MERS is not a so rare clinical entity even if epidemiological data are scanty; the clinical presentation is variable such as the etiologies of this syndrome. However, although the splenium lesion is usually quite big, these patients do not show signs of posterior callosal disconnection (such as alien hand, left hand agraphia or apraxia, tactile aphasia or anomia, agraphia without alexia).

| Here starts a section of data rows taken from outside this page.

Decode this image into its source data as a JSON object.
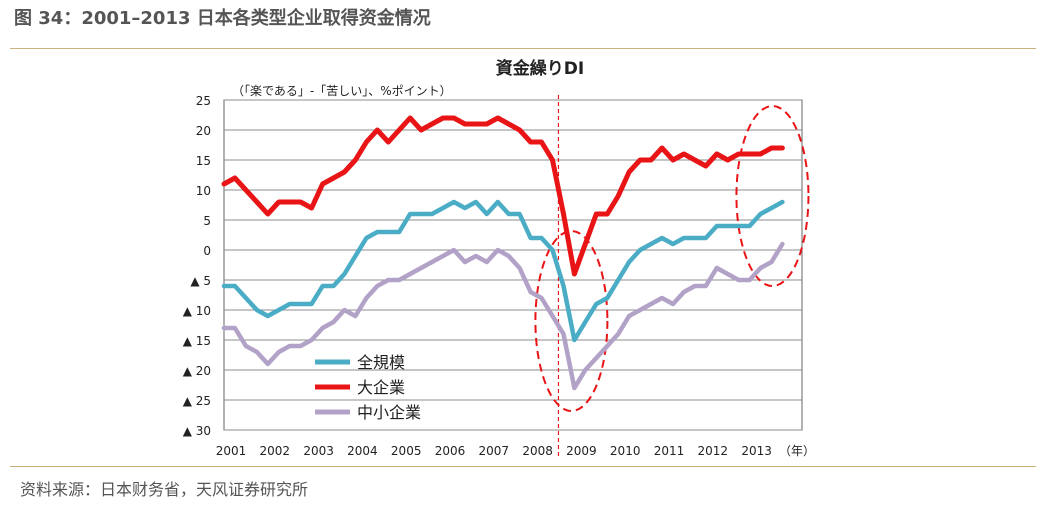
{
  "figure_title": "图 34：2001–2013 日本各类型企业取得资金情况",
  "source": "资料来源：日本财务省，天风证券研究所",
  "colors": {
    "all_enterprises": "#4bacc6",
    "large_enterprises": "#e81416",
    "sme": "#b3a2c7",
    "annotation": "#e81416",
    "grid": "#8c8c8c"
  },
  "chart_data": {
    "type": "line",
    "title": "資金繰りDI",
    "ylabel": "（「楽である」-「苦しい」、%ポイント）",
    "x_unit_label": "（年）",
    "ylim": [
      -30,
      25
    ],
    "y_ticks": [
      {
        "value": 25,
        "label": "25"
      },
      {
        "value": 20,
        "label": "20"
      },
      {
        "value": 15,
        "label": "15"
      },
      {
        "value": 10,
        "label": "10"
      },
      {
        "value": 5,
        "label": "5"
      },
      {
        "value": 0,
        "label": "0"
      },
      {
        "value": -5,
        "label": "▲ 5"
      },
      {
        "value": -10,
        "label": "▲ 10"
      },
      {
        "value": -15,
        "label": "▲ 15"
      },
      {
        "value": -20,
        "label": "▲ 20"
      },
      {
        "value": -25,
        "label": "▲ 25"
      },
      {
        "value": -30,
        "label": "▲ 30"
      }
    ],
    "x_ticks": [
      "2001",
      "2002",
      "2003",
      "2004",
      "2005",
      "2006",
      "2007",
      "2008",
      "2009",
      "2010",
      "2011",
      "2012",
      "2013"
    ],
    "x_start": 2001,
    "x_step": 0.25,
    "grid": true,
    "legend_position": "bottom-left",
    "marker_line_year": 2008.75,
    "series": [
      {
        "name": "全規模",
        "color_key": "all_enterprises",
        "values": [
          -6,
          -6,
          -8,
          -10,
          -11,
          -10,
          -9,
          -9,
          -9,
          -6,
          -6,
          -4,
          -1,
          2,
          3,
          3,
          3,
          6,
          6,
          6,
          7,
          8,
          7,
          8,
          6,
          8,
          6,
          6,
          2,
          2,
          0,
          -6,
          -15,
          -12,
          -9,
          -8,
          -5,
          -2,
          0,
          1,
          2,
          1,
          2,
          2,
          2,
          4,
          4,
          4,
          4,
          6,
          7,
          8
        ]
      },
      {
        "name": "大企業",
        "color_key": "large_enterprises",
        "values": [
          11,
          12,
          10,
          8,
          6,
          8,
          8,
          8,
          7,
          11,
          12,
          13,
          15,
          18,
          20,
          18,
          20,
          22,
          20,
          21,
          22,
          22,
          21,
          21,
          21,
          22,
          21,
          20,
          18,
          18,
          15,
          6,
          -4,
          1,
          6,
          6,
          9,
          13,
          15,
          15,
          17,
          15,
          16,
          15,
          14,
          16,
          15,
          16,
          16,
          16,
          17,
          17
        ]
      },
      {
        "name": "中小企業",
        "color_key": "sme",
        "values": [
          -13,
          -13,
          -16,
          -17,
          -19,
          -17,
          -16,
          -16,
          -15,
          -13,
          -12,
          -10,
          -11,
          -8,
          -6,
          -5,
          -5,
          -4,
          -3,
          -2,
          -1,
          0,
          -2,
          -1,
          -2,
          0,
          -1,
          -3,
          -7,
          -8,
          -11,
          -14,
          -23,
          -20,
          -18,
          -16,
          -14,
          -11,
          -10,
          -9,
          -8,
          -9,
          -7,
          -6,
          -6,
          -3,
          -4,
          -5,
          -5,
          -3,
          -2,
          1
        ]
      }
    ]
  }
}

They show some form of encephalopathy (delirium, confusion, transient consciousness alteration) and few cases have been reported with relatively pure psychotic features.

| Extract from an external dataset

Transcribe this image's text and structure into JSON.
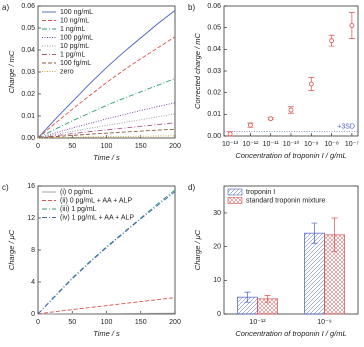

Causes include metabolic or toxic conditions such as epileptic drug withdrawal, epileptic status, hyponatremia and/or hypoglycemia, vitamin deficiency or malnutrition, hemolytic uremic syndrome, thyroiditis, neuroleptic malignant syndrome, EBV or influentia virus encephalitis, Kawasaki disease, Marchiafava-Bignami’s disease (in this condition demyelination usually occurs in the central part of the corpus callosum).

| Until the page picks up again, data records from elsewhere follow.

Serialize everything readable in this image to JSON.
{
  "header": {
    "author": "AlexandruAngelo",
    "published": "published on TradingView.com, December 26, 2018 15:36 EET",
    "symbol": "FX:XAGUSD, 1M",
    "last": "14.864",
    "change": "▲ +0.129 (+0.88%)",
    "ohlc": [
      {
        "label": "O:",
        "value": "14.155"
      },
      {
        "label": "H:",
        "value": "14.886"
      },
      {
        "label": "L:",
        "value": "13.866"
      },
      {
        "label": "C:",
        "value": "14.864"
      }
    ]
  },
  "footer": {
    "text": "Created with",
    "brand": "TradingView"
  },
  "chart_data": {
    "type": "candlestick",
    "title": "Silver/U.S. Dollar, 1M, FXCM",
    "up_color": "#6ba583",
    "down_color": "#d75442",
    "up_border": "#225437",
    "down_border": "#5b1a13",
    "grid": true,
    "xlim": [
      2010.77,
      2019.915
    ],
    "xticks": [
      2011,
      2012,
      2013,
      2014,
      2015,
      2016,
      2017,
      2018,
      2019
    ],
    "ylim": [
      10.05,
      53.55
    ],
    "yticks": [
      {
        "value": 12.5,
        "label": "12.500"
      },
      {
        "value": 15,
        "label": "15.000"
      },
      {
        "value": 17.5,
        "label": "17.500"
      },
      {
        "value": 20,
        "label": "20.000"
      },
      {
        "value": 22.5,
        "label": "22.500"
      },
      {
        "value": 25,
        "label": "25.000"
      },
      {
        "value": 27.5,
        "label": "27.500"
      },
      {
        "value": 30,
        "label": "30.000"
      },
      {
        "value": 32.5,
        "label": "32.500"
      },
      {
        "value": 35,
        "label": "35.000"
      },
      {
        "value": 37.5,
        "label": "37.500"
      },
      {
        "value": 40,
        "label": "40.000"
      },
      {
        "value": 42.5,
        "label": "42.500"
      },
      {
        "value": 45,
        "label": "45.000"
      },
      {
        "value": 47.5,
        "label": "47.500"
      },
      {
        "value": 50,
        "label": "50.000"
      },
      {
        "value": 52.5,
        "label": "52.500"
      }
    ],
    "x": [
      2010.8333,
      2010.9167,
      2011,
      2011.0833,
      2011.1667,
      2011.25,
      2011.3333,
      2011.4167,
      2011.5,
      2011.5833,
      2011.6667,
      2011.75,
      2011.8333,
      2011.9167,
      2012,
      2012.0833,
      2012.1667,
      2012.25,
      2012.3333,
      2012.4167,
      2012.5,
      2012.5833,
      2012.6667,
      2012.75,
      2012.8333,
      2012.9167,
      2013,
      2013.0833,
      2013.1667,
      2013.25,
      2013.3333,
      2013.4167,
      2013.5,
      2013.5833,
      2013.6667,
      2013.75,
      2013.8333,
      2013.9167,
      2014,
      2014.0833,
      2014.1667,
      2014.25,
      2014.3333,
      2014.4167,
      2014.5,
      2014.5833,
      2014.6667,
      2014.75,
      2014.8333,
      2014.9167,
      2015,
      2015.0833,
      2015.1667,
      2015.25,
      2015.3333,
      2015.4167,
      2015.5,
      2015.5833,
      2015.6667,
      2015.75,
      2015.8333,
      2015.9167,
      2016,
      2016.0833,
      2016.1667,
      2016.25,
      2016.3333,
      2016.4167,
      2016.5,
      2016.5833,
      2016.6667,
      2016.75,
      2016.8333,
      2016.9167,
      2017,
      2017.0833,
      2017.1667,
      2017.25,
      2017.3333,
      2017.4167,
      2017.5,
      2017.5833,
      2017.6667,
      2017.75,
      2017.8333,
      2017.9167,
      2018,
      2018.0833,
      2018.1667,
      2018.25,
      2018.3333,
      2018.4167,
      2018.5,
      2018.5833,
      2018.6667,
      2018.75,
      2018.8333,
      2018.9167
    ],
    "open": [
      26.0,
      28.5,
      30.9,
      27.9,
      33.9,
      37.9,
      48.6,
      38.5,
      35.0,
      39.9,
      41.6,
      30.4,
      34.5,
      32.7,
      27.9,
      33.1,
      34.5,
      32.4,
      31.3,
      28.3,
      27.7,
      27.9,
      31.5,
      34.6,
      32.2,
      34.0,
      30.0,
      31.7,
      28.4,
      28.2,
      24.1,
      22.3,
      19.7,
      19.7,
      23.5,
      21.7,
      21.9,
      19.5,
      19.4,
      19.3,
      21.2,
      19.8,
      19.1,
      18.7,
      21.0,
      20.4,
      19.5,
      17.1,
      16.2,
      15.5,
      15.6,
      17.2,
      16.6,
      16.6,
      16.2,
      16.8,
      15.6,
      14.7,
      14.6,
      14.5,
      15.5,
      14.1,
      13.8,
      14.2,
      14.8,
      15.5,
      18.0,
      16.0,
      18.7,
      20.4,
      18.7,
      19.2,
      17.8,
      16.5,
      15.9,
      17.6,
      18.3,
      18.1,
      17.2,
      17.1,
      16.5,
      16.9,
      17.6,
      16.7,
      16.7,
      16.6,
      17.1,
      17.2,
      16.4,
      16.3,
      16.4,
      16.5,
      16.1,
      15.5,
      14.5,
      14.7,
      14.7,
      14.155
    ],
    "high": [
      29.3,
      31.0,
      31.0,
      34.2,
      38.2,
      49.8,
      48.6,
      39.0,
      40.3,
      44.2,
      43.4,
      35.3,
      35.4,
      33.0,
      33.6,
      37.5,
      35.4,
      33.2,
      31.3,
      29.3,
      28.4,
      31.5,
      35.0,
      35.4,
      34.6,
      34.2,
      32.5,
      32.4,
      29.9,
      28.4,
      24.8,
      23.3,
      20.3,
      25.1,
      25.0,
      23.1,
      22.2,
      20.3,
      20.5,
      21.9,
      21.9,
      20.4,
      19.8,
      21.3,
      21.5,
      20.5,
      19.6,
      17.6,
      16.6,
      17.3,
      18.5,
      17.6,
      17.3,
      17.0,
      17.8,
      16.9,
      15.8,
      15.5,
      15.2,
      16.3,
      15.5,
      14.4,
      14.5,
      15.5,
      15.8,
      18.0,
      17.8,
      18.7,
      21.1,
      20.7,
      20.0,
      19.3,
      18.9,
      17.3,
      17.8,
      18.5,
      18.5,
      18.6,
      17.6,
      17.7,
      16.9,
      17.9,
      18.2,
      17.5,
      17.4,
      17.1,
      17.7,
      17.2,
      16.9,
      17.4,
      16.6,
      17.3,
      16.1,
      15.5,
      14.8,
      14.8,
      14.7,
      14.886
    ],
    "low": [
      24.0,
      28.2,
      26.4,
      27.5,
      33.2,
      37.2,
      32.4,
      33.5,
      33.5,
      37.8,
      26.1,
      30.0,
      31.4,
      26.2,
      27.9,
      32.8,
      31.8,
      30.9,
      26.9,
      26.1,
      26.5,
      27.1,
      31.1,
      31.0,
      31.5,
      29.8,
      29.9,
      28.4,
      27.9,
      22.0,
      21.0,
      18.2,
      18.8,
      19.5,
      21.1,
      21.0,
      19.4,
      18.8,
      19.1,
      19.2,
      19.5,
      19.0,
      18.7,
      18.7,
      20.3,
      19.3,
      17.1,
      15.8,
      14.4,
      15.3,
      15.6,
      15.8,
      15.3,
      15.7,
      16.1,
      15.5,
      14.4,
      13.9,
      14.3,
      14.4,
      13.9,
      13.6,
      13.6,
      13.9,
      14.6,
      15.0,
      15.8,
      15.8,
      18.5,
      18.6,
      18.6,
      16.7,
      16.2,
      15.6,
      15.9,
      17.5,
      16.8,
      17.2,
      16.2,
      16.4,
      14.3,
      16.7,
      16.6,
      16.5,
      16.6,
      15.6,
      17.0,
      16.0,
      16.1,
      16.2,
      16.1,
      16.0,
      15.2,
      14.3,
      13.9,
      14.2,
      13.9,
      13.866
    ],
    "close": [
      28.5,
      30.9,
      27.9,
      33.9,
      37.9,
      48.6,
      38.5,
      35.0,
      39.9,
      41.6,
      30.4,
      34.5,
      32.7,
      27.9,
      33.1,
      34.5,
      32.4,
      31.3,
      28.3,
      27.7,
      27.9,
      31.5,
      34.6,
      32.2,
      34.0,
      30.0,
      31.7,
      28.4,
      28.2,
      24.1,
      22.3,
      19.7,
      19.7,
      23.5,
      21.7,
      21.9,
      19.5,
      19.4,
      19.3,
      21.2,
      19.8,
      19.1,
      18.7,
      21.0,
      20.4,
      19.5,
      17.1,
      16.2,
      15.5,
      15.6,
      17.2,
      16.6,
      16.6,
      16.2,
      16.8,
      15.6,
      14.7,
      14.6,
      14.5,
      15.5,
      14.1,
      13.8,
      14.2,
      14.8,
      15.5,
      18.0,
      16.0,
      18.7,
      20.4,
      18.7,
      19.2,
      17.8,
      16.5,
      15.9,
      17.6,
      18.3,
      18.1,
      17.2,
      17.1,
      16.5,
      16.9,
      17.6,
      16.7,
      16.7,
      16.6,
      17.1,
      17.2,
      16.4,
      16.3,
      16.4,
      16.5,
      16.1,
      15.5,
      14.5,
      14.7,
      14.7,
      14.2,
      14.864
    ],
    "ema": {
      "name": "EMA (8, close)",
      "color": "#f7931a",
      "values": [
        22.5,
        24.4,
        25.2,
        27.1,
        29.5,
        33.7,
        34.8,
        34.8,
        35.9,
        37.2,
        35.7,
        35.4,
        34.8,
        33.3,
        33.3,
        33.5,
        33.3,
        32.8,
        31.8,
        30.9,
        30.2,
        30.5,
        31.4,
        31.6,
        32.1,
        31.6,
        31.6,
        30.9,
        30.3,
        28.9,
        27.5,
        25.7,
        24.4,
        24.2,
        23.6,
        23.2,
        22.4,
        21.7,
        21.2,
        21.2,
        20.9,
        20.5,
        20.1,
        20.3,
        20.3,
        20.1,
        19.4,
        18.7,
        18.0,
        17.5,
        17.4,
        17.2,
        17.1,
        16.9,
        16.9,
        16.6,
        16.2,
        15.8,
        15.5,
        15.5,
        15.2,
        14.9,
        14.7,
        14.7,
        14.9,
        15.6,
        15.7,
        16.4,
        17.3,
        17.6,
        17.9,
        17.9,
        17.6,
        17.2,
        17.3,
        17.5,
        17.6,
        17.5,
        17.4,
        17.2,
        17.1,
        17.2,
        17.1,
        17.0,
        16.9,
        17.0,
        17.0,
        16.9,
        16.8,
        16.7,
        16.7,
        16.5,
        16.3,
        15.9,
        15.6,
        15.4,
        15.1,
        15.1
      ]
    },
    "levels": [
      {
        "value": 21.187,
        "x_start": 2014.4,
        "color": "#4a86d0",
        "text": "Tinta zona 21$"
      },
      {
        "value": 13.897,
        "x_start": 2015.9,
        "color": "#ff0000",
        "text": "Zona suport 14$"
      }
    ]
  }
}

The brain MRI establishes the diagnosis showing the typically large isolated spherical lesion in the splenium of the corpus callosum. This lesion is usually hyperintense in T2, FLAIR and DWI images, with low ADC values and does not show contrast enhancement. In circumstances that are more exceptional other similar lesions could be present on the periventricular regions in the sémiovale center.
Although MRI feature of MERS are specific, some differential diagnosis should be thought, such as lymphoma, multiple sclerosis, and stroke.
EEG does not provide further elements to diagnosis and it is often normal. LCR examination would be indicated in most cases especially if the patient is still symtpomatic.
There are several hypotheses on pathogenesis: transient intramyelinic edema after generalized seizure, hyponatremia axonal damage, oxidative stress, AED toxicity and vasogenic mechanisms. Actually, the splenium of the callosum body probably receives blood from multiple arteries and the hypothesis of watershed mechanisms is less probable. The multitude of causes producing this unique lesion suggest a common but not specific pathogenic mechanism. This mechanism should have some similarity, I suppose, with the one at the origin of the subcortical occipital MRI abnormalities observed with posterior reversible encephalopathy.
Although some authors advanced the possibility of IgG or steroid pulse therapies, there is no specific therapy for MERS as the condition is usually fully reversible.